While access to mental health care and the well-being of individuals with mental illness continues to improve overall, the shift from long-term psychiatric care in large and isolated state hospitals to a more diversified short-term outpatient care model may primarily benefit those with less severe mental health conditions. Current evidence suggests that those who are capable of maintaining a job, family, and other social resources while making use of mental health services are likely to gain benefit from the current system of mental health financing and treatment options [58•]. In contrast, those with more severe and chronic mental illnesses, with the greatest need, often fare the worst.
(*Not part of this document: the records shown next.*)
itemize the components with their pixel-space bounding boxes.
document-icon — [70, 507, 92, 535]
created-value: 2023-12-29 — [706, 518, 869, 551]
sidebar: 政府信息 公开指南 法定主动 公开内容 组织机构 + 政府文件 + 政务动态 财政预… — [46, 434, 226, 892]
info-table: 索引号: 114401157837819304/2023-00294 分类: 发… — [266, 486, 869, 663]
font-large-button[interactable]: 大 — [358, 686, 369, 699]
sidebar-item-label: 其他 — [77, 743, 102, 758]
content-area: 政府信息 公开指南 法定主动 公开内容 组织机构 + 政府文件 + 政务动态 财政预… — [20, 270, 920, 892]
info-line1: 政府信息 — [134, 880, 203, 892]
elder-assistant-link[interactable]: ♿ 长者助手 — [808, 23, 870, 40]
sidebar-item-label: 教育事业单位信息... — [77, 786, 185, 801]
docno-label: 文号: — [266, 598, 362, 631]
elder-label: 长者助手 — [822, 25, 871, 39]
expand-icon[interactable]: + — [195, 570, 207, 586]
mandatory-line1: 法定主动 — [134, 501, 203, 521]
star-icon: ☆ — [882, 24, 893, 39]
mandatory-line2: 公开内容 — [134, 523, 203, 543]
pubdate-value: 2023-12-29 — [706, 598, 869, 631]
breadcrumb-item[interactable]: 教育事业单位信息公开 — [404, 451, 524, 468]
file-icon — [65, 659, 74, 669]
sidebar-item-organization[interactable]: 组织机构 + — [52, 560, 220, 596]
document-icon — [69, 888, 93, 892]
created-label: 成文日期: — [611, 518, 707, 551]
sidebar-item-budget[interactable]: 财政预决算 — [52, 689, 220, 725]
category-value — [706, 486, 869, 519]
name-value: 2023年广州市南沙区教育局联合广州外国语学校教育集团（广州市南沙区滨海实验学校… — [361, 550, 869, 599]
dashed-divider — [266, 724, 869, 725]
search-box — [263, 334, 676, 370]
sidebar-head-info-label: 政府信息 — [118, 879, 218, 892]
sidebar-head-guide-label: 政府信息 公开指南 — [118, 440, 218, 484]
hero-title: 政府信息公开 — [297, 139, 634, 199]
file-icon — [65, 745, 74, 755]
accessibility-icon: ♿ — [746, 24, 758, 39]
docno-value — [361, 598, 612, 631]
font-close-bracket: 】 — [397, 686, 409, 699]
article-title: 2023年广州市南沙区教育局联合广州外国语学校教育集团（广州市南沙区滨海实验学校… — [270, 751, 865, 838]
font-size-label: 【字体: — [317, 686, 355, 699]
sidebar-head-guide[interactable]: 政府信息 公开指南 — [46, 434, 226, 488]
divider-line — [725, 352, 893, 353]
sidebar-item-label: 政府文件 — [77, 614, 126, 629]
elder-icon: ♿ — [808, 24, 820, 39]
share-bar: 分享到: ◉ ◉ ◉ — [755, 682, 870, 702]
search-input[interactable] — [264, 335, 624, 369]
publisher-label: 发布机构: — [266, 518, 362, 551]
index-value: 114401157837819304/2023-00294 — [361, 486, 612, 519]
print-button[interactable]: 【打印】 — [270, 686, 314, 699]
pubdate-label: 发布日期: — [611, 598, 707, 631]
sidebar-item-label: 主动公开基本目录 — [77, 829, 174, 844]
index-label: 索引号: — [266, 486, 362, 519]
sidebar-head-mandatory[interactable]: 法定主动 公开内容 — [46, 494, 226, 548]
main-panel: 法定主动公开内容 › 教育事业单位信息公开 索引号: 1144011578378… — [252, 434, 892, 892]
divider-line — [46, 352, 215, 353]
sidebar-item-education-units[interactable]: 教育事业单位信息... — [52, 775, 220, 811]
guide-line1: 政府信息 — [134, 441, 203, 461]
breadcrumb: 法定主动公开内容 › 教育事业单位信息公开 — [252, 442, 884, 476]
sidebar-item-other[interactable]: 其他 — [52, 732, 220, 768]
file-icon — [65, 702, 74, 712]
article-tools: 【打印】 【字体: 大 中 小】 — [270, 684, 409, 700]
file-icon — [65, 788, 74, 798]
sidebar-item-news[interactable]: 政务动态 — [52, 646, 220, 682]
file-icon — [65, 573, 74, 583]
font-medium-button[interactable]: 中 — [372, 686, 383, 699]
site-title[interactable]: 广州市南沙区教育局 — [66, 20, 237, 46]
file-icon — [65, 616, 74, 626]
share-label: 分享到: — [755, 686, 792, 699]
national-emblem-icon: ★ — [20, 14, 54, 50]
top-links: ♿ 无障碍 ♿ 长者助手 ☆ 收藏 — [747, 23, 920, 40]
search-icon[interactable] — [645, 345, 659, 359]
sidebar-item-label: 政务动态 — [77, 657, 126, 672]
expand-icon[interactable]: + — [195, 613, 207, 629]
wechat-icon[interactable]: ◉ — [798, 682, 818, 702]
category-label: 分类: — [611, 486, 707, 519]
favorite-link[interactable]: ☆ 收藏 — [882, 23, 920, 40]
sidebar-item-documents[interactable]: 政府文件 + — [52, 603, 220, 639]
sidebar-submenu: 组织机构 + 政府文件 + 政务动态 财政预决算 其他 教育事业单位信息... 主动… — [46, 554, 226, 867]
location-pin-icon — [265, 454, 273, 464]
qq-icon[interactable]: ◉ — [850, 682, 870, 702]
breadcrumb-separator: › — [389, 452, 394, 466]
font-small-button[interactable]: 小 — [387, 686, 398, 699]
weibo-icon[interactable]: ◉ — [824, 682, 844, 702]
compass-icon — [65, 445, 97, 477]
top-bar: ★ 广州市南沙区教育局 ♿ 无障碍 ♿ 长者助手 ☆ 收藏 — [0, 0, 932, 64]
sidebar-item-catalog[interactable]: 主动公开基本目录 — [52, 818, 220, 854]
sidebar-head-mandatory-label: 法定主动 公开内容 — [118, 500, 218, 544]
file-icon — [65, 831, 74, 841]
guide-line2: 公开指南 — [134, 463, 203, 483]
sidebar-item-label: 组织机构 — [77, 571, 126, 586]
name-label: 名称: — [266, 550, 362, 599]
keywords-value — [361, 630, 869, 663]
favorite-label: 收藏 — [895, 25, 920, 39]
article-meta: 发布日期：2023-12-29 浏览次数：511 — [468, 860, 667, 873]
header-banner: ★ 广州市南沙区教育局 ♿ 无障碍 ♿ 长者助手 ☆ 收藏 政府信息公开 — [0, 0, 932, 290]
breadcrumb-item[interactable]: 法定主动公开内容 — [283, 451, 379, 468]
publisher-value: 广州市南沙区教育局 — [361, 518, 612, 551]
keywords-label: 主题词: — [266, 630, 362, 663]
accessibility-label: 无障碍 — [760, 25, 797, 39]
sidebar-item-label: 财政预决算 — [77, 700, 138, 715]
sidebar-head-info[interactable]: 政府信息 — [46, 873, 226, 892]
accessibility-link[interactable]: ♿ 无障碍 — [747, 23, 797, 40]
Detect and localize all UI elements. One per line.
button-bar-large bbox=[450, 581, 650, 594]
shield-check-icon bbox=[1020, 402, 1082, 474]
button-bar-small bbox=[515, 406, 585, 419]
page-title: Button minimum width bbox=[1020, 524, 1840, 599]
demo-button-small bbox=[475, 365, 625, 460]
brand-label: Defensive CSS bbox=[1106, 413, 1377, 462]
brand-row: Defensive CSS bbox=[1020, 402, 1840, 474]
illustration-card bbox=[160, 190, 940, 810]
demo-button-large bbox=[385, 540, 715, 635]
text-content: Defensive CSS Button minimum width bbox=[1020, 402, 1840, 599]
Overall, evidence suggests that a high prevalence of functional impairment, unemployment, poverty, and isolation characterizes present-day life for most individuals with chronic and severe mental illness [58•, 71••, 73]. Following deinstitutionalization, individuals with SMI were discharged and seemingly scattered about, ending up everywhere and nowhere. Where are they now? While the answer to the question is not always easy to find, at least asking the question implies that someone is looking, and we need to be asking both where they are and how they are.